EdBuild is clear about their methodology and used the same standards across all states. In Arizona’s case, we must employ caution in interpreting the results.

Arizona’s small, rural districts have the option of taxing local property owners above normal limits set by the Legislature. In Arizona, we call it a “small school weight.” While this taxing ability contributes to funding inequities between districts, fewer than 1.5 percent of all Arizona students attend these small, rural public schools.

By way of example, Crown King School District is rural and very small, educating just one student. Crown King received $71,000 for that single student from state and local sources. The EdBuild estimation strategy gives this single student the same weight as the more than 47,000 students attending the Tucson Unified School District, which was included in the analysis as a predominantly nonwhite district.

Using a weighted average—treating the lone Crown King School District student as a student rather than a school district—shows a $772.98 difference in per-pupil funding between these two groups of districts. That is not a small disparity and is being driven primarily by a small school weight.

We agree with EdBuild that Arizona policymakers should seek an equalized system of school funding that is student-centered and move away from district-centric funding systems. This is especially true given the hundreds of thousands of Arizona students utilizing open enrollment across school districts and into other school models, like online learning, homeschooling, public charter schools, or private schools.

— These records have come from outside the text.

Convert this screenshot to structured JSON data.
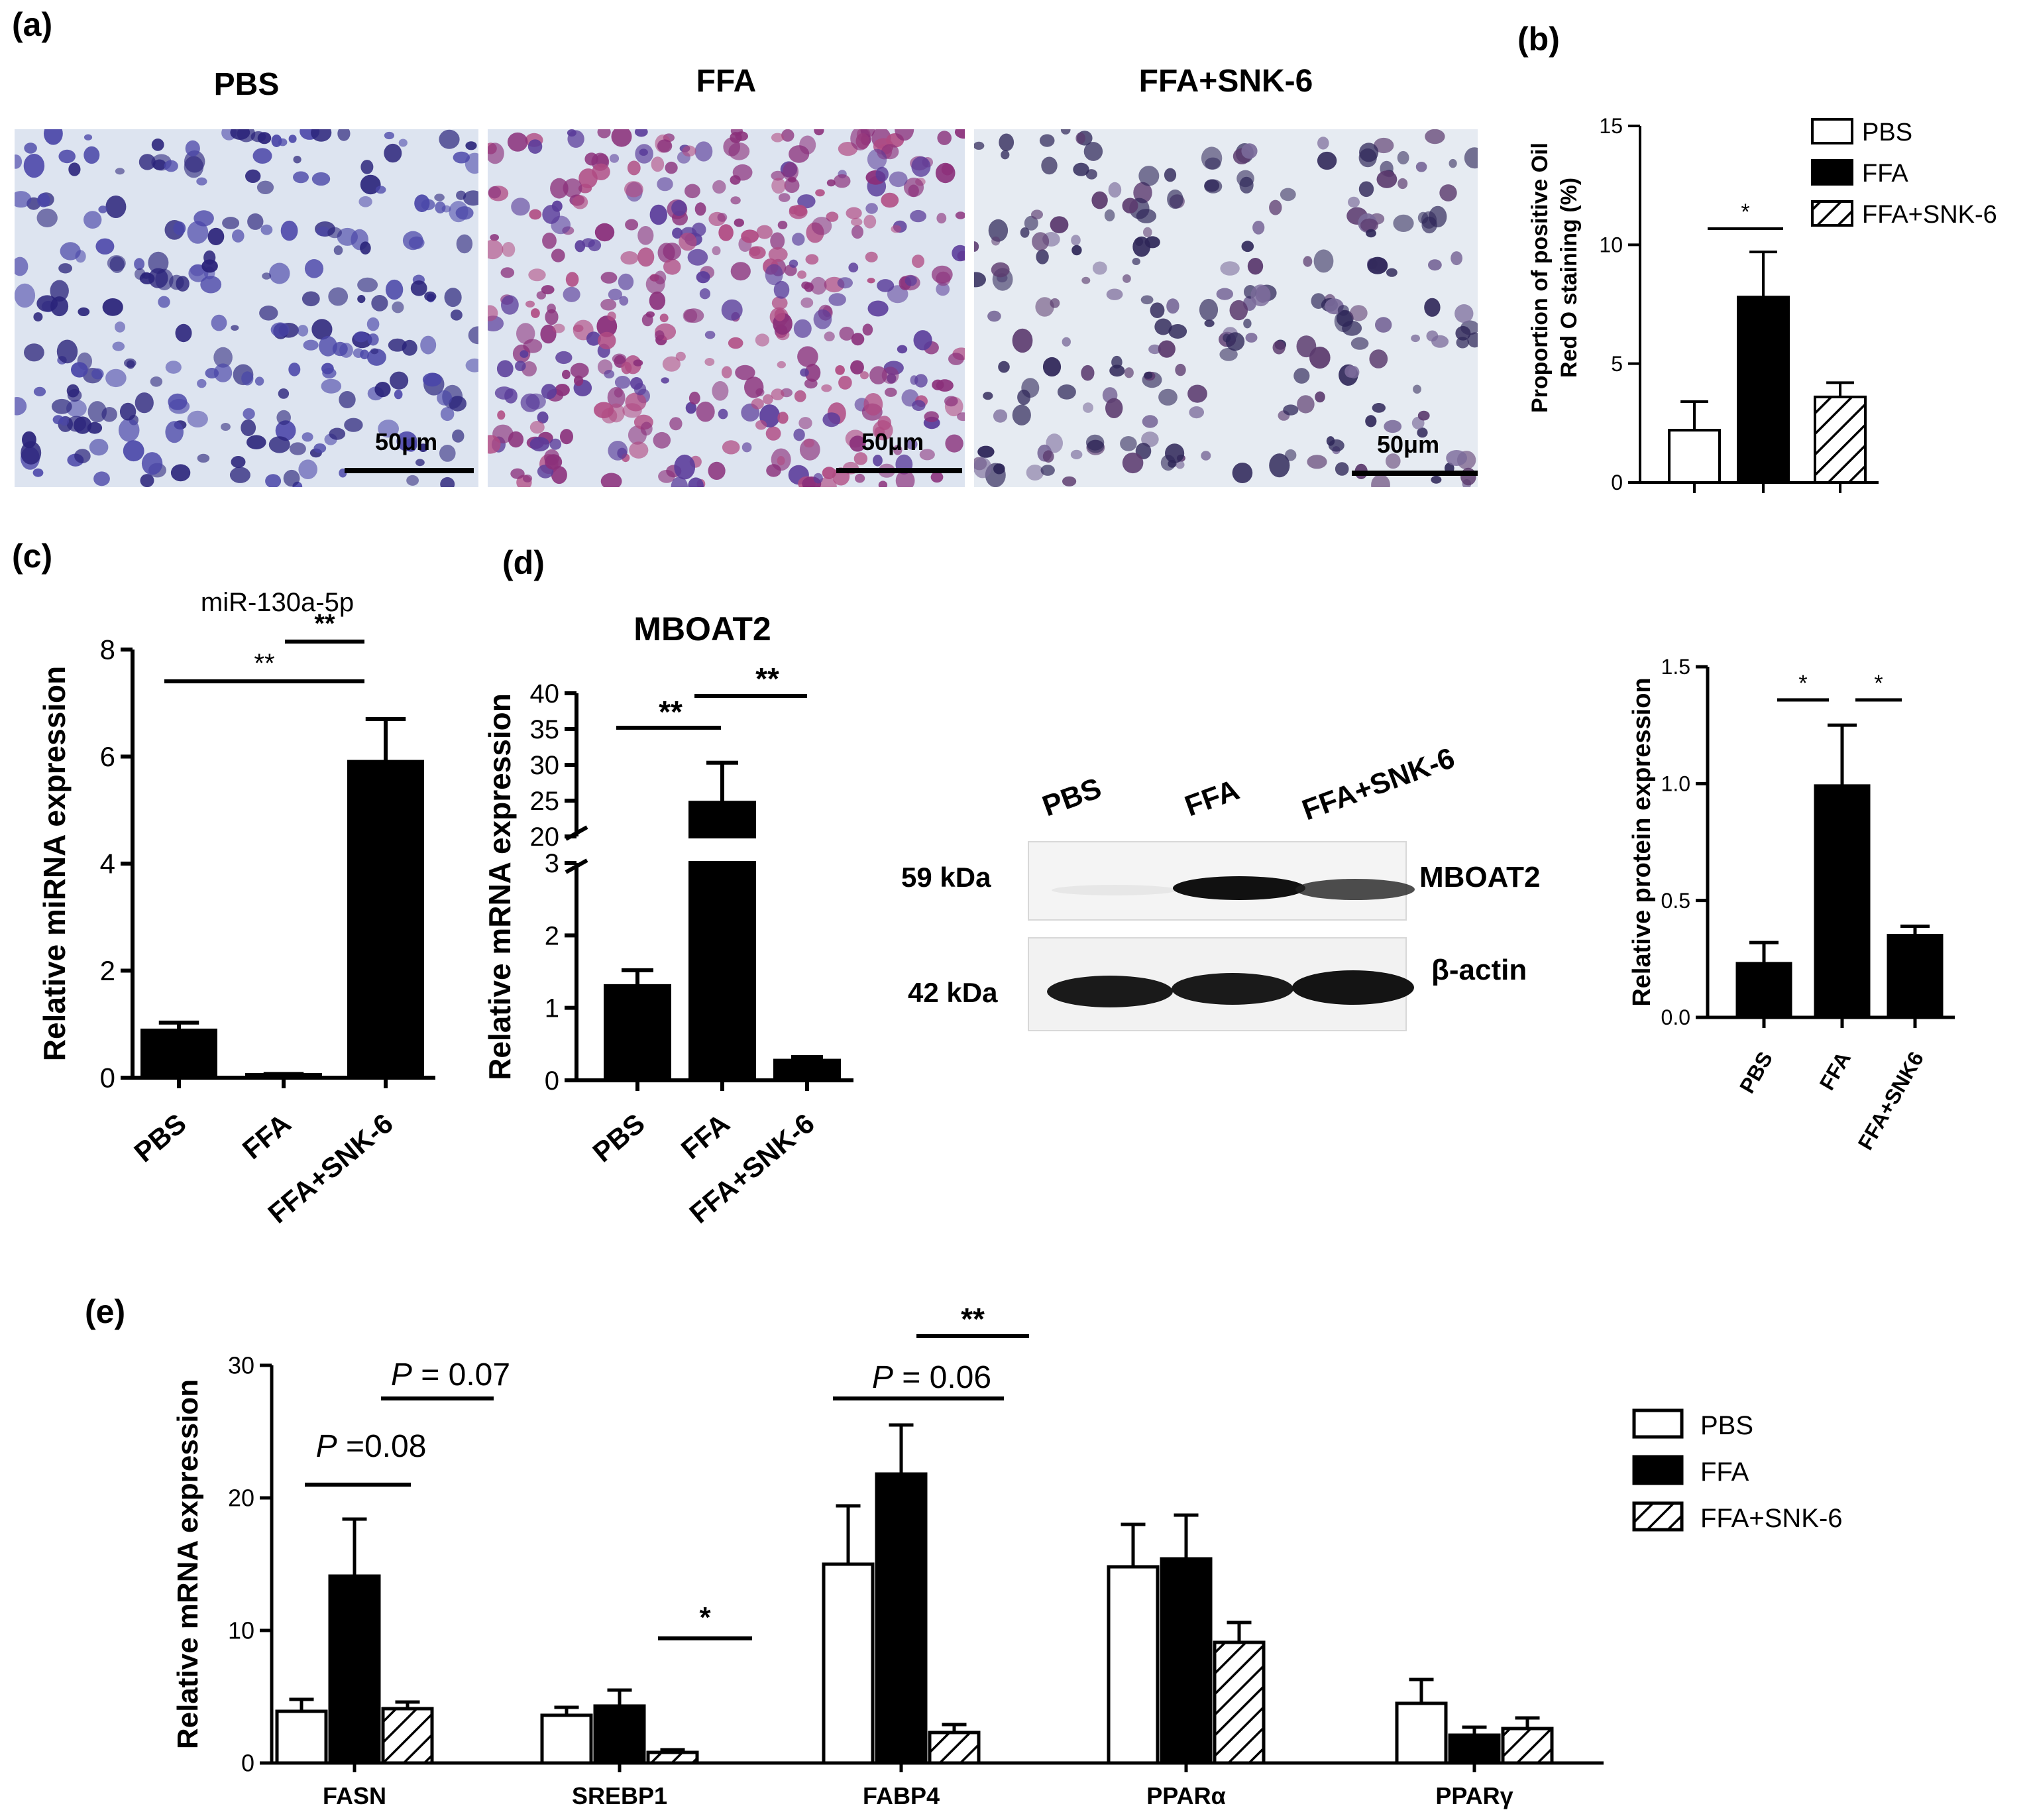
{
  "panel_a": {
    "label": "(a)",
    "images": [
      {
        "title": "PBS",
        "scale_bar": "50μm"
      },
      {
        "title": "FFA",
        "scale_bar": "50μm"
      },
      {
        "title": "FFA+SNK-6",
        "scale_bar": "50μm"
      }
    ]
  },
  "panel_c_label": "(c)",
  "panel_d_label": "(d)",
  "panel_e_label": "(e)",
  "western_blot": {
    "lanes": [
      "PBS",
      "FFA",
      "FFA+SNK-6"
    ],
    "rows": [
      {
        "mw": "59 kDa",
        "protein": "MBOAT2",
        "band_intensity": [
          0.05,
          1.0,
          0.7
        ]
      },
      {
        "mw": "42 kDa",
        "protein": "β-actin",
        "band_intensity": [
          1.0,
          1.0,
          1.0
        ]
      }
    ]
  },
  "chart_data": [
    {
      "id": "b",
      "panel_label": "(b)",
      "type": "bar",
      "title": "",
      "ylabel": "Proportion of positive Oil Red O staining (%)",
      "ylim": [
        0,
        15
      ],
      "yticks": [
        0,
        5,
        10,
        15
      ],
      "categories": [
        "PBS",
        "FFA",
        "FFA+SNK-6"
      ],
      "show_category_labels": false,
      "values": [
        2.2,
        7.8,
        3.6
      ],
      "errors": [
        1.2,
        1.9,
        0.6
      ],
      "fills": [
        "white",
        "black",
        "hatch"
      ],
      "legend": [
        "PBS",
        "FFA",
        "FFA+SNK-6"
      ],
      "legend_position": "top-right",
      "significance": [
        {
          "from": 0,
          "to": 1,
          "label": "*"
        }
      ]
    },
    {
      "id": "c",
      "type": "bar",
      "title": "miR-130a-5p",
      "ylabel": "Relative miRNA expression",
      "ylim": [
        0,
        8
      ],
      "yticks": [
        0,
        2,
        4,
        6,
        8
      ],
      "categories": [
        "PBS",
        "FFA",
        "FFA+SNK-6"
      ],
      "values": [
        0.88,
        0.05,
        5.9
      ],
      "errors": [
        0.15,
        0.02,
        0.8
      ],
      "fills": [
        "black",
        "black",
        "black"
      ],
      "significance": [
        {
          "from": 0,
          "to": 2,
          "label": "**"
        },
        {
          "from": 1,
          "to": 2,
          "label": "**"
        }
      ]
    },
    {
      "id": "d_mrna",
      "type": "bar",
      "title": "MBOAT2",
      "ylabel": "Relative mRNA expression",
      "ylim": [
        0,
        40
      ],
      "axis_break": [
        3,
        20
      ],
      "yticks": [
        0,
        1,
        2,
        3,
        20,
        25,
        30,
        35,
        40
      ],
      "categories": [
        "PBS",
        "FFA",
        "FFA+SNK-6"
      ],
      "values": [
        1.3,
        24.7,
        0.27
      ],
      "errors": [
        0.22,
        5.6,
        0.05
      ],
      "fills": [
        "black",
        "black",
        "black"
      ],
      "significance": [
        {
          "from": 0,
          "to": 1,
          "label": "**"
        },
        {
          "from": 1,
          "to": 2,
          "label": "**"
        }
      ]
    },
    {
      "id": "d_protein",
      "type": "bar",
      "title": "",
      "ylabel": "Relative protein expression",
      "ylim": [
        0,
        1.5
      ],
      "yticks": [
        "0.0",
        "0.5",
        "1.0",
        "1.5"
      ],
      "categories": [
        "PBS",
        "FFA",
        "FFA+SNK6"
      ],
      "values": [
        0.23,
        0.99,
        0.35
      ],
      "errors": [
        0.09,
        0.26,
        0.04
      ],
      "fills": [
        "black",
        "black",
        "black"
      ],
      "significance": [
        {
          "from": 0,
          "to": 1,
          "label": "*"
        },
        {
          "from": 1,
          "to": 2,
          "label": "*"
        }
      ]
    },
    {
      "id": "e",
      "type": "bar",
      "title": "",
      "ylabel": "Relative mRNA expression",
      "ylim": [
        0,
        30
      ],
      "yticks": [
        0,
        10,
        20,
        30
      ],
      "categories": [
        "FASN",
        "SREBP1",
        "FABP4",
        "PPARα",
        "PPARγ"
      ],
      "series": [
        {
          "name": "PBS",
          "fill": "white",
          "values": [
            3.9,
            3.6,
            15.0,
            14.8,
            4.5
          ],
          "errors": [
            0.9,
            0.6,
            4.4,
            3.2,
            1.8
          ]
        },
        {
          "name": "FFA",
          "fill": "black",
          "values": [
            14.1,
            4.3,
            21.8,
            15.4,
            2.1
          ],
          "errors": [
            4.3,
            1.2,
            3.7,
            3.3,
            0.6
          ]
        },
        {
          "name": "FFA+SNK-6",
          "fill": "hatch",
          "values": [
            4.1,
            0.8,
            2.3,
            9.1,
            2.6
          ],
          "errors": [
            0.5,
            0.2,
            0.6,
            1.5,
            0.8
          ]
        }
      ],
      "legend_position": "right",
      "significance": [
        {
          "category": 0,
          "from": 0,
          "to": 1,
          "label": "P =0.08",
          "italic_p": true
        },
        {
          "category": 0,
          "from": 1,
          "to": 2,
          "label": "P = 0.07",
          "italic_p": true
        },
        {
          "category": 1,
          "from": 1,
          "to": 2,
          "label": "*"
        },
        {
          "category": 2,
          "from": 0,
          "to": 1,
          "label": "P = 0.06",
          "italic_p": true
        },
        {
          "category": 2,
          "from": 1,
          "to": 2,
          "label": "**"
        }
      ]
    }
  ]
}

Moreover, EdBuild leaves both charter students funding formulas and facilities funding out of its calculations entirely. In a state like Arizona, where almost 200,000 students attend a public charter school and 30 percent of public schools are charter schools, we believe that is a huge missed opportunity. Two of the biggest sources of inequity are access to facilities funding and access to funding in property-wealthy districts versus property-poor districts and charter students.

School district funding in Arizona remains a local issue and depends heavily on the nature of the community in which the district sits. For example, local school boards that qualify for the small school weight decide whether to levy an additional tax on their property owners. Other local factors creating inequities between districts include bonds, overrides, and desegregation funding.

If Arizona wants to achieve an equalized formula that is fair to all Arizona students, policymakers will need to address these factors.

Specifically, we must figure out how to use resources more equitably for all public school students across the state, instead of allowing policies that “pool” funds within certain districts and not others.

At A for Arizona, we welcome conversations that will help our state achieve an equitable school funding system that prioritizes students over allegiance to school type or invisible boundaries.